The timing of staging database reloads
needs to be planned with end-users and all affected migration team members. A reload of a staging database may coincide
with the refresh of the production database on your staging server for example
so end-users can report on the staging database to compare data with the
Migration Step 4 – Merge and Remapping Data
Data merging is one of the most difficult
tasks in the migration progress. You
must be very careful here simply because people will be investing large amounts
of their time and money mapping one data value to another and do not want to be
told days or even weeks down the track that what they have been doing is no
longer relevant. This can happen for a
variety of reasons, but change of key is a typical gotcha.
As an example of data merging, I had two
key systems that worked with traineeship data (a traineeship being a 2,3 or 4 yr contract between an employer and a student to
undertaking on the job training in their chosen field, i.e. plumber).
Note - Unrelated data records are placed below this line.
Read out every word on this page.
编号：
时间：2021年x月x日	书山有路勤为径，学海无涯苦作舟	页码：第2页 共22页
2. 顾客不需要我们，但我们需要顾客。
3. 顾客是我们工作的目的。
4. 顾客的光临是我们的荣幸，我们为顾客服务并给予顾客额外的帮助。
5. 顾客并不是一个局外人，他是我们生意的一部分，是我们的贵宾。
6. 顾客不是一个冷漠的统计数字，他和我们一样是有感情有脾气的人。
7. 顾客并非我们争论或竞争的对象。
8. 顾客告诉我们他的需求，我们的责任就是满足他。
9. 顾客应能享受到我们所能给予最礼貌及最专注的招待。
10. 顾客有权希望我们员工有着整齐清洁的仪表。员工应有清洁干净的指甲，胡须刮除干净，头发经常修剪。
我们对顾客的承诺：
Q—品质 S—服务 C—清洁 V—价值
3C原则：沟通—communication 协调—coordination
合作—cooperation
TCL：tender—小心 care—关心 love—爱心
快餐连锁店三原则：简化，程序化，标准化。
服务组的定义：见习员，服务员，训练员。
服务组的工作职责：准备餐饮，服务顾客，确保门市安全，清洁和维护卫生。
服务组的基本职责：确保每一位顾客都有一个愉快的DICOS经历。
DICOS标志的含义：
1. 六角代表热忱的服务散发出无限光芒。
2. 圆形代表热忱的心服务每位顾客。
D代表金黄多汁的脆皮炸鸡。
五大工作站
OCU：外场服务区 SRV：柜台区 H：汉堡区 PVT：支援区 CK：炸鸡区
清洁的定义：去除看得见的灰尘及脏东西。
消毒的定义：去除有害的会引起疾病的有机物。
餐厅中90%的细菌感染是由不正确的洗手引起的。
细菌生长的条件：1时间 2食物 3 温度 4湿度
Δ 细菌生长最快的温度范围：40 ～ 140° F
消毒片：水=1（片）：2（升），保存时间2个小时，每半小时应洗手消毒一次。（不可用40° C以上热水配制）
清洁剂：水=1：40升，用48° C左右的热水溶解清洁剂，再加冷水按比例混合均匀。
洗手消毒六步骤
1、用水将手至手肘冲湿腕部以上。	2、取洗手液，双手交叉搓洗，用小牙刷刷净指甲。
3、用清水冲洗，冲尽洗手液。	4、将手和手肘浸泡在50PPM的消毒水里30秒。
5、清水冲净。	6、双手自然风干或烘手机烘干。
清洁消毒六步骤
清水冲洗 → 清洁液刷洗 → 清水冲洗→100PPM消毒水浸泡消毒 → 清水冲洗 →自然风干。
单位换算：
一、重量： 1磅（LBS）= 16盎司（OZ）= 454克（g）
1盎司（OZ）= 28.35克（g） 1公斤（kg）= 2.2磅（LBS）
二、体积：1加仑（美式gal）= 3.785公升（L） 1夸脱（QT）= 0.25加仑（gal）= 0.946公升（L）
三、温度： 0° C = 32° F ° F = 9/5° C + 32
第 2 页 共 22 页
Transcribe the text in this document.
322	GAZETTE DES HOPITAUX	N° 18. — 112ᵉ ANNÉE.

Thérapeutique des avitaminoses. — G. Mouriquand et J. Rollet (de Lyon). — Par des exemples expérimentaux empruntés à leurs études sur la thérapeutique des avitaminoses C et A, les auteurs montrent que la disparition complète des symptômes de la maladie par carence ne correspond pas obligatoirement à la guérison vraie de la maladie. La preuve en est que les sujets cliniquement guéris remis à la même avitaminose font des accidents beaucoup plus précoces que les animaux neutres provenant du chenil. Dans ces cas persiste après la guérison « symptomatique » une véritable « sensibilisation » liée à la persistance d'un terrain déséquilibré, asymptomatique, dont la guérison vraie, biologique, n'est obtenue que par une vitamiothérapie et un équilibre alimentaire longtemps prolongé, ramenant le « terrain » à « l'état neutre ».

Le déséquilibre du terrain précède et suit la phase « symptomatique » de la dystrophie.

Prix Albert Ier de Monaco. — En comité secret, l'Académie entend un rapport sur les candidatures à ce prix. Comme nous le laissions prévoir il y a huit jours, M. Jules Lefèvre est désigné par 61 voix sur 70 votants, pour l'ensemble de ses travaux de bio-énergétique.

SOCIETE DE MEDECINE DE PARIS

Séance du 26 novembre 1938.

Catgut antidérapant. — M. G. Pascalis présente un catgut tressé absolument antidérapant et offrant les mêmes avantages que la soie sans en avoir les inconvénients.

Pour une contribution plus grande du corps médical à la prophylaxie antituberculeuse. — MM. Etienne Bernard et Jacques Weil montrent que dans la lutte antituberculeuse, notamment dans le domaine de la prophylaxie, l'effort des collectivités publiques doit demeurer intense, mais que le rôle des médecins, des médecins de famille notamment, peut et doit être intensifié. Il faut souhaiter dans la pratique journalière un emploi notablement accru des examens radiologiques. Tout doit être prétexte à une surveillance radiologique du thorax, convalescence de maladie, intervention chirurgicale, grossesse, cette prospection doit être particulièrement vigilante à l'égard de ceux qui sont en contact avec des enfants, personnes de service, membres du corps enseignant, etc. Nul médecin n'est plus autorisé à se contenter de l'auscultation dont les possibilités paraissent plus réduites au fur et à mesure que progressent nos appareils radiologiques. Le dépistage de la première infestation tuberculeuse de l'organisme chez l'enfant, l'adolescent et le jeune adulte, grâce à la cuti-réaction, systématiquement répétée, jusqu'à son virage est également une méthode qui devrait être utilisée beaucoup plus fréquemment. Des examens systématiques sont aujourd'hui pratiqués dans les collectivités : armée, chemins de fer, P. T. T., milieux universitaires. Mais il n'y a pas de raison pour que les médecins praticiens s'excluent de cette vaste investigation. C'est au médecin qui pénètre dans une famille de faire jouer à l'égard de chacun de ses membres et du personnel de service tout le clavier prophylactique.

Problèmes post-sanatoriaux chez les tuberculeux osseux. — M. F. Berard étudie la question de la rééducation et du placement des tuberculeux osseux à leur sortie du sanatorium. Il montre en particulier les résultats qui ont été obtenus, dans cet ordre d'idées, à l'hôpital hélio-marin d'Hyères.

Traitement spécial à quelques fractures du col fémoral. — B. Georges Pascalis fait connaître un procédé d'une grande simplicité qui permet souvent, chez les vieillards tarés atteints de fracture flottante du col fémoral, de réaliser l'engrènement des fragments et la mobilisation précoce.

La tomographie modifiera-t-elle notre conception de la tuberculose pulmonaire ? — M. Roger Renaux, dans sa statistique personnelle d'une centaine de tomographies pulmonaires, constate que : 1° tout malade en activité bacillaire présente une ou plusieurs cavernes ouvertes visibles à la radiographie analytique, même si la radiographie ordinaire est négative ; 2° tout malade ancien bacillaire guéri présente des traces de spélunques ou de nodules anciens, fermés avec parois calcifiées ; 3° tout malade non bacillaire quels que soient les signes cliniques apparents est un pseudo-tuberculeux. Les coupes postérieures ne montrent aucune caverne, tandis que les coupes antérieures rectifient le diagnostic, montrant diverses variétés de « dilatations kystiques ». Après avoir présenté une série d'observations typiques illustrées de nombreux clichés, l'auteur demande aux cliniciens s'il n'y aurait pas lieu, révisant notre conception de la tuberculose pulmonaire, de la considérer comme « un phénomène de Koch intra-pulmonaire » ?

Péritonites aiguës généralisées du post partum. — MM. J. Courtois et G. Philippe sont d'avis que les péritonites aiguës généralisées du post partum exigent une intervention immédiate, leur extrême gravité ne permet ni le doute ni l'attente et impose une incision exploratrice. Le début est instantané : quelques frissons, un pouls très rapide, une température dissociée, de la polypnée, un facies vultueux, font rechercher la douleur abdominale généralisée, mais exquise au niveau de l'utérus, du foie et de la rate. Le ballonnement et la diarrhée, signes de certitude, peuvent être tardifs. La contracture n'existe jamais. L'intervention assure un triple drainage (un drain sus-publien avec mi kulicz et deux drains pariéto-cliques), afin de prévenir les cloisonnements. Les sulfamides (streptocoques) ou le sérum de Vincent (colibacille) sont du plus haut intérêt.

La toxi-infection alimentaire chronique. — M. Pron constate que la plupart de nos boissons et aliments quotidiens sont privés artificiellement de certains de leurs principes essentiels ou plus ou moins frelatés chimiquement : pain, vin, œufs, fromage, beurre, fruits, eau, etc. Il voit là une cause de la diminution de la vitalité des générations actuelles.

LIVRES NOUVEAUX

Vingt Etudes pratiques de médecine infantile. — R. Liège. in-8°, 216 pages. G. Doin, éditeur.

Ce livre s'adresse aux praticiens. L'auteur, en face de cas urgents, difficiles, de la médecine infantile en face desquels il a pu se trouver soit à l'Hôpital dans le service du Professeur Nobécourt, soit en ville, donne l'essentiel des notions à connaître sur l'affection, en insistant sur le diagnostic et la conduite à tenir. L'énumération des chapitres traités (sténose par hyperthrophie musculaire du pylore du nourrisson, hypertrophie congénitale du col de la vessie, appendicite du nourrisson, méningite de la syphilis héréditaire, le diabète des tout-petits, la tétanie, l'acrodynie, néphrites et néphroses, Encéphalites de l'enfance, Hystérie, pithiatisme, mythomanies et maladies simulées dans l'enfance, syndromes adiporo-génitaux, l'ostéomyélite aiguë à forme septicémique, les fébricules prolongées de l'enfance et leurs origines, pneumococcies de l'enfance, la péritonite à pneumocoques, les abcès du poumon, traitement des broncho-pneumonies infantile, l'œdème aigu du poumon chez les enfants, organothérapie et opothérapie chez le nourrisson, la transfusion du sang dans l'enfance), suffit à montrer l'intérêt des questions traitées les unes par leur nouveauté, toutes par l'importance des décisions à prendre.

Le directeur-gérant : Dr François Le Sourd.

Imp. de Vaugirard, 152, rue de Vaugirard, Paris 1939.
The problem here is one system had the
apparent “definitive and fully accredited” set of traineeships but is wasn’t
their core buss to manage students doing them, verses the other system whose
job it was to track, manage and maintain traineeship contracts. Therefore, both had lists of “valid”
traineeship codes and the associated qualification for the traineeship, and
both business areas wanted their data.
In order to do this, we:
Load System A
in first – this had the formally “approved” set of traineeships and
qualification data. Identity value were
fixed on a set range for these particular tables to cater for ensure expansion
(yes – the systems still work as per normal while you are migrating).
Load in remapping tables
Load System B based on mapping
The merge spreadsheets (remapping data) can
be difficult to produce. Ours consisted
of a series of sheets. The first has the
1:1 mapping to date of System A data with System B
data (and their p.keys). The last column was an approved flag
(Y or N) to denote a merge approval.
Other spreadsheets includes all data values from System A and other
sheet for System B, then a final sheet that had both systems data ordered by
the description of the traineeship to assist users in locating “similar”
records. Of course, this sounds all fine
and dandy, but producing the sheets is tough.
Look for a common ground for merging data over (id fields, descriptions,
combinations of field etc). The critical
part here is making sure that you have all the data necessary to map back to
System A and B to complete the merge as stated in the spreadsheet. Don’t forget also to run scripts over the
mapping tables from time to time to locate missing or new codes from the
systems when new snapshots are taken.
Migration Step 5 – Core Data Migration
When I say “core data migration”, I am
talking about the series of scripts that are run after staging databases are
refreshed and cleansed and reference data has been loaded and validated. Once done, we begin the series of scripts
that will populate the migration database (whose schema as previously mentioned
is identical to what will eventually go into production).
The migration documentation for your system
will clearly outline of pre-and-post scripts to be run for each stored
procedure. The developers may choose to
write a single t-sql routine that calls a series of
others in step to make life a little easier.
When using t-sql, use SET NO COUNT and take
care with error handling. The developers
should also be making using of the matrix and system tables. As a minimum, use the matrix table whenever
keys are altered and data is to be remapped, this table should also go into
production for future reference if need be.